A história costuma ser parecida: a pessoa emagrece, o rosto afina, o abdômen responde, e as pernas continuam iguais. Ela ouve que precisa se esforçar mais, fechar mais a dieta, treinar mais. Anos assim, culpando a si mesma por um quadro que dieta nenhuma resolveria sozinha.
Lipedema é um acúmulo anormal de tecido adiposo, geralmente simétrico, que acomete principalmente pernas, quadril e às vezes braços, com componente inflamatório e hormonal. Ele dói, marca com facilidade, dá sensação de peso e não responde a restrição calórica da mesma forma que a gordura comum.
É uma condição subdiagnosticada e frequentemente confundida com obesidade ou com linfedema. E o primeiro passo do tratamento é justamente esse: nomear o que está acontecendo. Muita paciente chora na consulta em que finalmente entende que o problema tem nome.
Sinais que levantam a suspeita de lipedema
Nenhum sinal isolado fecha o diagnóstico, mas a combinação deles é bastante sugestiva.

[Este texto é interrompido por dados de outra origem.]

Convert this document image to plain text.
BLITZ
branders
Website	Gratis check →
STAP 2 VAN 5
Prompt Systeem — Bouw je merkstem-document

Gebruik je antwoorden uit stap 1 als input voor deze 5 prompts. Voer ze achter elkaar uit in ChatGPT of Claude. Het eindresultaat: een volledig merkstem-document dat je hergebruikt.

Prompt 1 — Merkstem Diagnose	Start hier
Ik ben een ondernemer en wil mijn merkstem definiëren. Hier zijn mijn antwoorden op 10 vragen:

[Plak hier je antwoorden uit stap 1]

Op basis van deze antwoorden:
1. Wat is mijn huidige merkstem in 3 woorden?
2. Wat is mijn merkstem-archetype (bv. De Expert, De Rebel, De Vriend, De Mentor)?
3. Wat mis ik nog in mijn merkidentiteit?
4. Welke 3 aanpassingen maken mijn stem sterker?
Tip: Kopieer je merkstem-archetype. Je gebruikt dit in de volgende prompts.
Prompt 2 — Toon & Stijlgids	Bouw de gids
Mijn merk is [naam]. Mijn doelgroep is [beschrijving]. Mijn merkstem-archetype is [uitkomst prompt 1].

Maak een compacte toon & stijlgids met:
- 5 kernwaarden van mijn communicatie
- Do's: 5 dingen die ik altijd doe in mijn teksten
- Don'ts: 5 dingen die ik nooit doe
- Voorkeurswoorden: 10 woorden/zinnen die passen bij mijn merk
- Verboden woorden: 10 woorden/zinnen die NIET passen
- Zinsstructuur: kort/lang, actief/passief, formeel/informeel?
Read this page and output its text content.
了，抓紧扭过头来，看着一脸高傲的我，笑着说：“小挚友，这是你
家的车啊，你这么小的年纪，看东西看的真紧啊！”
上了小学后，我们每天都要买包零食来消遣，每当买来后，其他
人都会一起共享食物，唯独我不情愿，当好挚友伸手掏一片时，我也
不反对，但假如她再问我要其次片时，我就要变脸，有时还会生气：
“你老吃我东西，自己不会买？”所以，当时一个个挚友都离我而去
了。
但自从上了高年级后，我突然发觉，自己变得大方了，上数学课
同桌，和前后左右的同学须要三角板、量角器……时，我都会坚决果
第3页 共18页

- Pernas e quadril desproporcionais em relação à cintura e ao tronco
- Dor, sensibilidade ou incômodo ao toque e à pressão nas pernas
- Hematomas que aparecem com facilidade, muitas vezes sem trauma lembrado
- Sensação de peso e cansaço nas pernas ao fim do dia
- Um degrau visível no tornozelo, como se houvesse um bracelete, com o pé poupado
- A gordura das pernas não sai mesmo quando você emagrece no resto do corpo
- Piora perceptível na puberdade, na gestação, no pós-parto ou na perimenopausa
- Mãe, irmã ou avó com o mesmo padrão de corpo e as mesmas queixas
Se você reconheceu boa parte dessa lista, a avaliação clínica é o caminho para confirmar ou afastar o diagnóstico e definir o estágio.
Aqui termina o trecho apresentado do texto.